Plane	Mechanism	Flag / entry point
KG engine	Tenant-sharded engines behind client-side HRW routing, per-shard reachability at `/api/dashboard/daemon/shards`	`GRAPH_SERVICE_ENDPOINTS` (2+ endpoints), `docker/engine-shards.compose.yml`
Ingestion	Kafka `kg_tasks` keyed partitions + `kg-ingest` consumer group	`TASK_QUEUE_BACKEND=kafka`, `kg-ingest-worker`
Agent execution	Session-keyed `agent_turns` queue + dispatch-worker fleet	`AGENT_DISPATCH_BACKEND=queue`, `agent-dispatch-worker`
Gateway	Pre-forked workers, per-tenant token-bucket rate limiting, engine circuit breaker	`GATEWAY_WORKERS`, `GATEWAY_RATE_LIMIT`
Durable state	One shared Postgres store with SKIP LOCKED queue claims + advisory-lock daemon leadership	`STATE_DB_URI`

Deep dives: Engine Sharding · Gateway Scaling · State Externalization · sharding walkthrough.

Reactive supervision & fleet autonomy (Agent OS)¶

The REST gateway exposes a native fleet supervisor (no separate service): /api/fleet/health, /api/fleet/topology, /api/fleet/events, /api/fleet/pause, /api/fleet/kill, /api/fleet/approvals (+ /grant) — per-domain error rates, live topology (including dispatch workers), monitoring event ingress, blast-radius containment, and a mutation/risk approval queue. See pillar 5 and the agent-webui Fleet Supervisor view.

On top of the supervisor sits an opt-in autonomy control plane: every autonomous mutating action is gated by the ActionPolicy decision point (orchestration/action_policy.py, fail-closed, audit-logged; policies in deploy/action-policy.default.yml), driving the desired-state fleet reconciler, remediation playbooks, health-gated deploy watch with rollback, and the reactive autoscaler. See Fleet Autonomy, action-policy postures, and autoscaling signals.

Observability¶

With the optional metrics extra, the gateway serves Prometheus metrics at GET /metrics (agent_utilities_* series: requests, latency, rate limiting, engine calls/breaker state, engine shard reachability, ingest queue depth and consumer lag — also the autoscaler's default signals — dispatch queue/turns/ workers, and MCP child health).
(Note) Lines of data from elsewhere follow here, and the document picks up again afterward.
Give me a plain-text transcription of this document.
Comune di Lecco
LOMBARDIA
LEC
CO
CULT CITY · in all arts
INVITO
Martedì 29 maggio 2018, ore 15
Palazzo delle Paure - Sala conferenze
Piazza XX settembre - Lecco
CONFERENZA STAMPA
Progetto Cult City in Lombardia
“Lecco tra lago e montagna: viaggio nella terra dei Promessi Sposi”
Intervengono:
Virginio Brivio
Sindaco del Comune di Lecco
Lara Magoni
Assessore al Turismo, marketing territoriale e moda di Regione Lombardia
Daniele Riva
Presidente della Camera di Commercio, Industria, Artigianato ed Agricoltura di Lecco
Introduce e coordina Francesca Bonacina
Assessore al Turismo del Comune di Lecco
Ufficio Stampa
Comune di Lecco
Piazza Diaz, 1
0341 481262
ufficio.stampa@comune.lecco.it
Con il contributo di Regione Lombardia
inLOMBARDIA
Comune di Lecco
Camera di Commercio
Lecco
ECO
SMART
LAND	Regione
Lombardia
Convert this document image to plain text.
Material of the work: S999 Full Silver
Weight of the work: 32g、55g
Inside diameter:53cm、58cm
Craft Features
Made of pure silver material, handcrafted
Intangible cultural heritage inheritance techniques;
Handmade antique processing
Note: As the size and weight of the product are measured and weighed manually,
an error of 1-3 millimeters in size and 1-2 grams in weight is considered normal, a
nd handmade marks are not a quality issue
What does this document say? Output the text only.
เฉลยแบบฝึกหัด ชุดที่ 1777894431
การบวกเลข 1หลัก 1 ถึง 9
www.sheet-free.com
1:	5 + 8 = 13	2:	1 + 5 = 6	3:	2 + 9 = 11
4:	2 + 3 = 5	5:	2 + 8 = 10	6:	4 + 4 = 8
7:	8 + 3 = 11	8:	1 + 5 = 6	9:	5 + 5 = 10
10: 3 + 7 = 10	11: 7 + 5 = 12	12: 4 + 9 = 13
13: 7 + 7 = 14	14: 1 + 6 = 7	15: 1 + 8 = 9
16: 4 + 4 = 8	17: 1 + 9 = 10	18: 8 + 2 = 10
Each Rust engine shard exposes its own epistemic_graph_* series on its --metrics-addr listener. Catalog: metrics reference · observability example.

Expose your own tools as MCP¶

Any agent-packages/agents/* connector follows the same template (create_mcp_server() in agent_utilities/mcp/server_factory.py) and can run as a streamable-http container — see Day-0 and the ecosystem map. The mcp-multiplexer that aggregates the fleet is hardened per child: concurrency limits, session pools, restart-on-crash, circuit breakers, and a multiplexer_status health tool (ECO-4.34, agent_utilities/mcp/child_resilience.py).

Full runnable examples: examples/reference_agent/ (basic_agent.py, graph_agent.py, knowledge_graph_agent.py, mcp_agent.py, memory_agent.py, protocol_agent.py) and the operational walkthroughs under docs/examples/.